I am using a simple net for classification but the output of the predict is one-hot encoded. I checked inside the loss function and the actual output is correct.
ip = Input(shape=(padding_size, n_features))
x = LSTM(50, activation='relu')(ip)
x = Dropout(0.2)(x)
out = Dense(3, activation='softmax')(x)
model = Model(ip, out)
I am using a custom loss function. The first three items of y_true are the one-hot encoding of the label, the remaining three are values used inside the function.
def odds_loss(y_true, y_pred):
print(y_pred) #see below
print(y_true) #see below
true_1 = y_true[:, 0:1]
true_2 = y_true[:, 1:2]
true_3 = y_true[:, 2:3]
feature_a = y_true[:, 3:4]
feature_b = y_true[:, 4:5]
feature_c = y_true[:, 5:6]
vector = K.concatenate([
true_1 * (feature_a - 0.3),
true_2 * (feature_b - 3.3) + K.log(feature_b - 1),
true_3 * (feature_c - 2.8)
], axis = 1)
return -1 * K.mean(K.sum(vector * y_pred, axis=1))
The output of those print, for a batch of four elements is:
tf.Tensor(
[[0.33180252 0.3375508 0.3306467 ]
[0.3335974 0.3334575 0.33294514]
[0.33349878 0.333613 0.33288828]
[0.3354906 0.3324541 0.33205533]], shape=(4, 3),
dtype=float32)
tf.Tensor(
[[1. 0. 0. 1.467 3.252 5.312]
[0. 1. 0. 1.251 2.851 4.665]
[0. 1. 0. 1.642 2.319 5.133]
[0. 0. 1. 1.635 1.996 3.985]], shape=(4, 3),
dtype=float32)
As expected, at this stage it's just random guessing.

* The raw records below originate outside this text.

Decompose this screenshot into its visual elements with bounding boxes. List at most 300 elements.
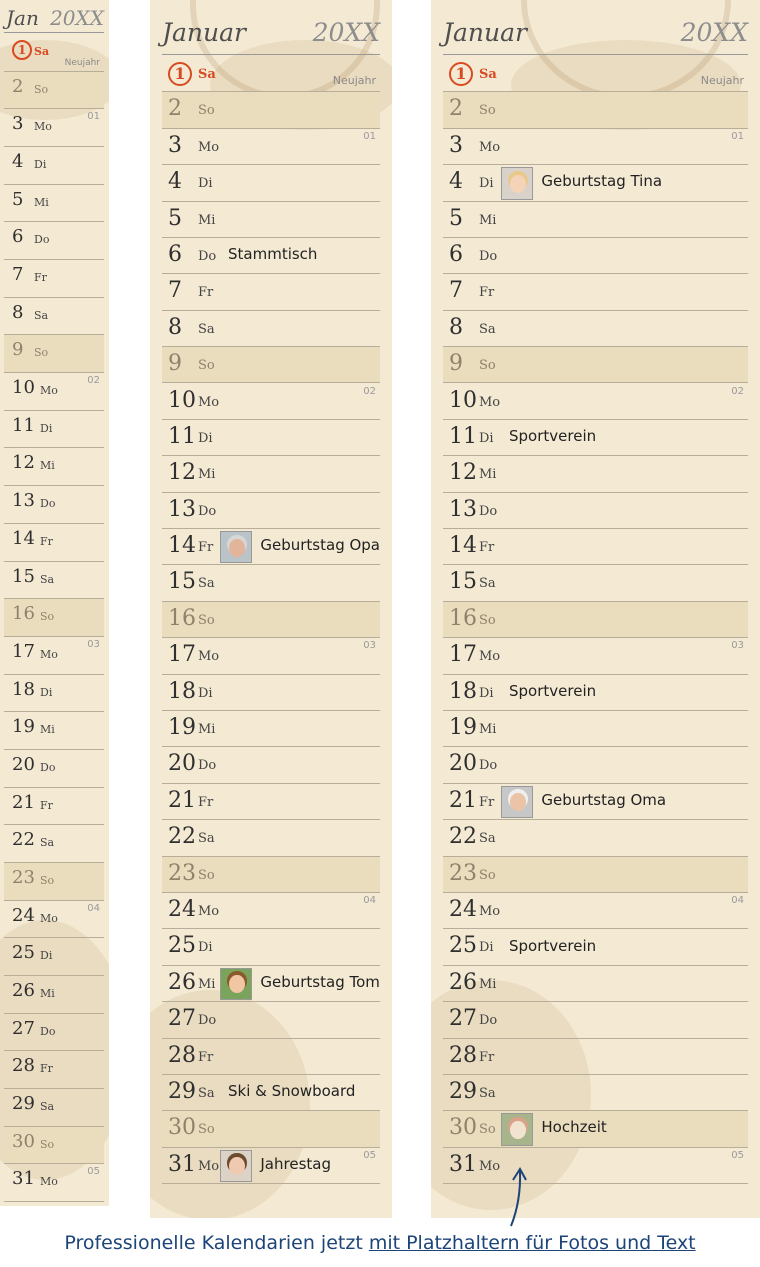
day-row xyxy=(443,602,748,638)
day-row xyxy=(443,384,748,420)
day-row xyxy=(162,493,380,529)
day-row xyxy=(443,784,748,820)
weekday-label: So xyxy=(34,82,49,96)
week-number: 05 xyxy=(87,1166,100,1178)
weekday-label: Sa xyxy=(479,321,496,337)
day-number: 17 xyxy=(168,642,196,668)
day-row xyxy=(4,147,104,185)
calendar-strip-medium xyxy=(150,0,392,1218)
day-row xyxy=(4,1014,104,1052)
day-number: 4 xyxy=(12,151,24,173)
weekday-label: Fr xyxy=(198,1049,214,1065)
day-row xyxy=(162,675,380,711)
weekday-label: Do xyxy=(198,1013,217,1029)
event-label[interactable]: Sportverein xyxy=(509,427,597,446)
week-number: 03 xyxy=(87,638,100,650)
weekday-label: Di xyxy=(479,430,494,446)
day-row xyxy=(4,788,104,826)
day-row xyxy=(162,202,380,238)
weekday-label: So xyxy=(198,1122,215,1138)
weekday-label: Fr xyxy=(40,1062,53,1076)
day-number: 29 xyxy=(168,1078,196,1104)
weekday-label: Di xyxy=(40,421,53,435)
weekday-label: Sa xyxy=(479,576,496,592)
day-number: 28 xyxy=(12,1055,35,1077)
couple-photo xyxy=(220,1150,252,1182)
day-row xyxy=(4,373,104,411)
day-row xyxy=(4,185,104,223)
week-number: 04 xyxy=(731,894,744,906)
weekday-label: Mi xyxy=(198,212,216,228)
strip-header xyxy=(443,18,748,50)
weekday-label: Mi xyxy=(40,459,55,473)
weekday-label: Di xyxy=(198,430,213,446)
day-row xyxy=(162,238,380,274)
day-row xyxy=(162,56,380,92)
day-row xyxy=(443,347,748,383)
day-number: 16 xyxy=(449,605,477,631)
day-number: 7 xyxy=(12,264,24,286)
today-circle-icon: 1 xyxy=(168,62,192,86)
day-row xyxy=(443,675,748,711)
day-row xyxy=(443,274,748,310)
day-row xyxy=(4,637,104,675)
day-number xyxy=(12,38,32,60)
boy-photo xyxy=(220,968,252,1000)
holiday-label: Neujahr xyxy=(332,74,376,87)
day-number: 31 xyxy=(168,1151,196,1177)
weekday-label: Do xyxy=(479,758,498,774)
today-circle-icon: 1 xyxy=(12,40,32,60)
day-row xyxy=(443,165,748,201)
weekday-label: Di xyxy=(40,949,53,963)
weekday-label: So xyxy=(479,103,496,119)
weekday-label: Sa xyxy=(40,836,55,850)
weekday-label: Di xyxy=(479,176,494,192)
weekday-label: Fr xyxy=(40,534,53,548)
day-number: 22 xyxy=(168,824,196,850)
weekday-label: Do xyxy=(198,248,217,264)
day-number: 24 xyxy=(449,896,477,922)
week-number: 03 xyxy=(731,640,744,652)
day-number: 17 xyxy=(449,642,477,668)
day-list xyxy=(4,34,104,1202)
senior-woman-photo xyxy=(501,786,533,818)
holiday-label: Neujahr xyxy=(64,58,100,68)
weekday-label: Sa xyxy=(198,321,215,337)
day-number: 10 xyxy=(168,387,196,413)
day-number: 8 xyxy=(168,314,182,340)
day-number: 24 xyxy=(168,896,196,922)
day-row xyxy=(162,420,380,456)
day-row xyxy=(443,820,748,856)
day-row xyxy=(162,966,380,1002)
day-number: 11 xyxy=(449,423,477,449)
day-number: 10 xyxy=(449,387,477,413)
day-number: 28 xyxy=(449,1042,477,1068)
weekday-label: Mo xyxy=(40,647,58,661)
weekday-label: So xyxy=(479,867,496,883)
weekday-label: So xyxy=(198,103,215,119)
day-row xyxy=(4,486,104,524)
weekday-label: Mo xyxy=(479,903,501,919)
day-number xyxy=(168,60,192,86)
day-row xyxy=(162,129,380,165)
day-row xyxy=(162,1039,380,1075)
day-number: 27 xyxy=(12,1017,35,1039)
day-row xyxy=(443,311,748,347)
day-number: 8 xyxy=(12,301,24,323)
day-row xyxy=(162,711,380,747)
weekday-label: Sa xyxy=(479,67,497,82)
day-number: 12 xyxy=(168,460,196,486)
weekday-label: Mo xyxy=(198,649,220,665)
day-row xyxy=(162,784,380,820)
day-row xyxy=(162,456,380,492)
day-number: 23 xyxy=(449,860,477,886)
day-number: 3 xyxy=(449,132,463,158)
day-row xyxy=(4,1051,104,1089)
day-number: 3 xyxy=(168,132,182,158)
day-list xyxy=(443,56,748,1184)
day-row xyxy=(4,34,104,72)
weekday-label: Do xyxy=(40,1024,56,1038)
day-number: 21 xyxy=(449,787,477,813)
event-label[interactable]: Geburtstag Tom xyxy=(260,972,380,991)
year-label: 20XX xyxy=(50,6,104,30)
day-row xyxy=(443,493,748,529)
day-number: 8 xyxy=(449,314,463,340)
senior-man-photo xyxy=(220,531,252,563)
day-number: 14 xyxy=(449,533,477,559)
week-number: 01 xyxy=(731,130,744,142)
day-row xyxy=(162,565,380,601)
weekday-label: Sa xyxy=(198,831,215,847)
day-row xyxy=(4,1089,104,1127)
month-label: Jan xyxy=(6,6,39,30)
day-row xyxy=(162,92,380,128)
weekday-label: Di xyxy=(479,685,494,701)
weekday-label: Fr xyxy=(198,540,214,556)
weekday-label: Fr xyxy=(479,540,495,556)
week-number: 05 xyxy=(731,1149,744,1161)
week-number: 02 xyxy=(87,375,100,387)
event-label[interactable]: Geburtstag Oma xyxy=(541,790,667,809)
weekday-label: Do xyxy=(198,503,217,519)
weekday-label: Mo xyxy=(40,1175,58,1189)
day-row xyxy=(443,893,748,929)
day-row xyxy=(443,711,748,747)
event-label[interactable]: Stammtisch xyxy=(228,245,318,264)
weekday-label: Mo xyxy=(198,394,220,410)
day-row xyxy=(162,1075,380,1111)
day-number xyxy=(449,60,473,86)
day-row xyxy=(162,311,380,347)
week-number: 01 xyxy=(87,111,100,123)
day-row xyxy=(4,72,104,110)
day-row xyxy=(443,202,748,238)
weekday-label: Mi xyxy=(34,195,49,209)
day-number: 12 xyxy=(12,452,35,474)
week-number: 02 xyxy=(731,385,744,397)
day-row xyxy=(4,750,104,788)
day-row xyxy=(443,420,748,456)
strip-header xyxy=(162,18,380,50)
day-row xyxy=(443,56,748,92)
weekday-label: Mo xyxy=(198,1158,220,1174)
weekday-label: Do xyxy=(479,503,498,519)
event-label[interactable]: Hochzeit xyxy=(541,1118,607,1137)
day-number: 16 xyxy=(12,603,35,625)
day-number: 29 xyxy=(449,1078,477,1104)
weekday-label: Sa xyxy=(479,1085,496,1101)
weekday-label: Fr xyxy=(479,1049,495,1065)
day-row xyxy=(162,929,380,965)
pointer-arrow-icon xyxy=(503,1166,533,1228)
day-row xyxy=(4,1164,104,1202)
week-number: 04 xyxy=(87,902,100,914)
day-row xyxy=(4,825,104,863)
day-number: 15 xyxy=(168,569,196,595)
day-number: 19 xyxy=(449,715,477,741)
weekday-label: Mi xyxy=(479,722,497,738)
day-number: 30 xyxy=(449,1115,477,1141)
weekday-label: Di xyxy=(198,176,213,192)
weekday-label: Di xyxy=(40,685,53,699)
day-row xyxy=(4,562,104,600)
day-number: 7 xyxy=(168,278,182,304)
weekday-label: Mo xyxy=(198,903,220,919)
day-number: 5 xyxy=(12,188,24,210)
weekday-label: Mo xyxy=(479,139,501,155)
day-number: 21 xyxy=(168,787,196,813)
day-row xyxy=(4,976,104,1014)
day-row xyxy=(443,1002,748,1038)
strip-header xyxy=(6,6,104,32)
weekday-label: Mi xyxy=(198,976,216,992)
day-number: 4 xyxy=(168,169,182,195)
day-number: 23 xyxy=(12,866,35,888)
day-row xyxy=(443,1075,748,1111)
day-number: 22 xyxy=(449,824,477,850)
day-row xyxy=(443,529,748,565)
day-number: 15 xyxy=(449,569,477,595)
weekday-label: So xyxy=(198,612,215,628)
event-label[interactable]: Jahrestag xyxy=(260,1154,331,1173)
day-row xyxy=(4,675,104,713)
day-number: 13 xyxy=(168,496,196,522)
day-number: 10 xyxy=(12,377,35,399)
day-number: 18 xyxy=(12,678,35,700)
day-row xyxy=(443,92,748,128)
event-label[interactable]: Geburtstag Tina xyxy=(541,172,663,191)
day-number: 2 xyxy=(12,75,24,97)
weekday-label: Di xyxy=(34,158,47,172)
weekday-label: Mi xyxy=(479,467,497,483)
day-row xyxy=(162,384,380,420)
weekday-label: Di xyxy=(198,940,213,956)
day-number: 13 xyxy=(449,496,477,522)
weekday-label: Mo xyxy=(479,649,501,665)
event-label[interactable]: Geburtstag Opa xyxy=(260,536,381,555)
day-row xyxy=(4,448,104,486)
day-number: 19 xyxy=(12,716,35,738)
calendar-strip-narrow xyxy=(0,0,109,1206)
week-number: 04 xyxy=(363,894,376,906)
day-number: 30 xyxy=(12,1130,35,1152)
weekday-label: Fr xyxy=(40,798,53,812)
caption-text: Professionelle Kalendarien jetzt xyxy=(64,1232,369,1254)
day-row xyxy=(162,638,380,674)
weekday-label: Sa xyxy=(198,67,216,82)
day-row xyxy=(162,165,380,201)
day-row xyxy=(162,747,380,783)
weekday-label: Do xyxy=(40,497,56,511)
day-row xyxy=(4,938,104,976)
day-number: 28 xyxy=(168,1042,196,1068)
weekday-label: Sa xyxy=(40,572,55,586)
day-row xyxy=(443,129,748,165)
day-row xyxy=(4,335,104,373)
weekday-label: So xyxy=(40,610,55,624)
weekday-label: Mi xyxy=(40,987,55,1000)
day-row xyxy=(4,599,104,637)
day-row xyxy=(162,529,380,565)
weekday-label: So xyxy=(198,867,215,883)
weekday-label: So xyxy=(40,1137,55,1151)
weekday-label: Mi xyxy=(198,467,216,483)
wedding-bouquet-photo xyxy=(501,1113,533,1145)
weekday-label: So xyxy=(479,612,496,628)
day-row xyxy=(443,929,748,965)
day-number: 3 xyxy=(12,113,24,135)
year-label: 20XX xyxy=(312,18,380,47)
day-row xyxy=(443,238,748,274)
weekday-label: Di xyxy=(198,685,213,701)
day-number: 17 xyxy=(12,640,35,662)
weekday-label: Fr xyxy=(198,794,214,810)
weekday-label: So xyxy=(479,358,496,374)
weekday-label: Mi xyxy=(198,722,216,738)
day-number: 12 xyxy=(449,460,477,486)
day-row xyxy=(162,1002,380,1038)
week-number: 01 xyxy=(363,130,376,142)
weekday-label: Do xyxy=(479,248,498,264)
day-row xyxy=(162,820,380,856)
day-number: 29 xyxy=(12,1093,35,1115)
day-number: 9 xyxy=(12,339,24,361)
day-row xyxy=(443,456,748,492)
day-number: 13 xyxy=(12,490,35,512)
day-row xyxy=(4,411,104,449)
event-label[interactable]: Sportverein xyxy=(509,936,597,955)
weekday-label: Mi xyxy=(479,976,497,992)
weekday-label: Do xyxy=(40,760,56,774)
weekday-label: Mi xyxy=(479,212,497,228)
weekday-label: So xyxy=(34,346,49,360)
weekday-label: Sa xyxy=(40,1100,55,1114)
day-number: 27 xyxy=(168,1006,196,1032)
weekday-label: Fr xyxy=(34,271,47,285)
day-row xyxy=(443,638,748,674)
day-row xyxy=(443,857,748,893)
caption xyxy=(0,1232,760,1254)
weekday-label: So xyxy=(40,873,55,887)
weekday-label: Mo xyxy=(198,139,220,155)
baby-photo xyxy=(501,167,533,199)
day-number: 5 xyxy=(168,205,182,231)
day-row xyxy=(162,274,380,310)
day-number: 20 xyxy=(168,751,196,777)
day-number: 11 xyxy=(168,423,196,449)
today-circle-icon: 1 xyxy=(449,62,473,86)
weekday-label: Sa xyxy=(479,831,496,847)
day-row xyxy=(162,857,380,893)
day-row xyxy=(4,260,104,298)
day-number: 26 xyxy=(449,969,477,995)
calendar-strip-wide xyxy=(431,0,760,1218)
day-number: 6 xyxy=(168,241,182,267)
day-number: 20 xyxy=(12,753,35,775)
weekday-label: Fr xyxy=(198,285,214,301)
day-number: 18 xyxy=(449,678,477,704)
day-list xyxy=(162,56,380,1184)
day-row xyxy=(162,602,380,638)
event-label[interactable]: Sportverein xyxy=(509,681,597,700)
day-number: 31 xyxy=(12,1168,35,1190)
day-row xyxy=(4,222,104,260)
weekday-label: Mo xyxy=(40,911,58,925)
day-row xyxy=(4,109,104,147)
day-number: 24 xyxy=(12,904,35,926)
day-number: 11 xyxy=(12,414,35,436)
day-row xyxy=(443,747,748,783)
day-row xyxy=(162,893,380,929)
day-number: 4 xyxy=(449,169,463,195)
day-number: 19 xyxy=(168,715,196,741)
weekday-label: Sa xyxy=(198,576,215,592)
weekday-label: So xyxy=(479,1122,496,1138)
weekday-label: Fr xyxy=(479,285,495,301)
caption-link[interactable]: mit Platzhaltern für Fotos und Text xyxy=(368,1232,696,1254)
weekday-label: Mo xyxy=(34,120,52,134)
weekday-label: Mo xyxy=(479,394,501,410)
day-row xyxy=(443,1111,748,1147)
day-row xyxy=(443,1039,748,1075)
week-number: 02 xyxy=(363,385,376,397)
day-number: 20 xyxy=(449,751,477,777)
day-row xyxy=(4,712,104,750)
weekday-label: Mo xyxy=(40,384,58,398)
day-row xyxy=(4,901,104,939)
day-number: 22 xyxy=(12,829,35,851)
day-row xyxy=(443,565,748,601)
weekday-label: Di xyxy=(479,940,494,956)
day-number: 31 xyxy=(449,1151,477,1177)
month-label: Januar xyxy=(162,18,246,47)
day-number: 30 xyxy=(168,1115,196,1141)
weekday-label: Mo xyxy=(479,1158,501,1174)
day-number: 26 xyxy=(168,969,196,995)
event-label[interactable]: Ski & Snowboard xyxy=(228,1082,356,1101)
day-number: 2 xyxy=(168,96,182,122)
day-number: 2 xyxy=(449,96,463,122)
day-number: 21 xyxy=(12,791,35,813)
day-row xyxy=(4,1127,104,1165)
day-number: 14 xyxy=(168,533,196,559)
weekday-label: Mi xyxy=(40,723,55,737)
day-row xyxy=(443,966,748,1002)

However, if I execute the predict with some test data I only get one hot encoded arrays, all the same:
y_pred = model.predict(X_test)
print(y_pred)
[[0. 0. 1.]
[0. 0. 1.]
[0. 0. 1.]
[0. 0. 1.]
[0. 0. 1.]
[0. 0. 1.]
[0. 0. 1.]
[0. 0. 1.]
[0. 0. 1.]
[0. 0. 1.]
[0. 0. 1.]
[0. 0. 1.]
[0. 0. 1.]
[0. 0. 1.]
[0. 0. 1.]
[0. 0. 1.]
[0. 0. 1.]
[0. 0. 1.]
[0. 0. 1.]
[0. 0. 1.]]
I manually checked the operations inside the loss function, the returned value is as expected. Why am I not getting the same output as inside the loss function?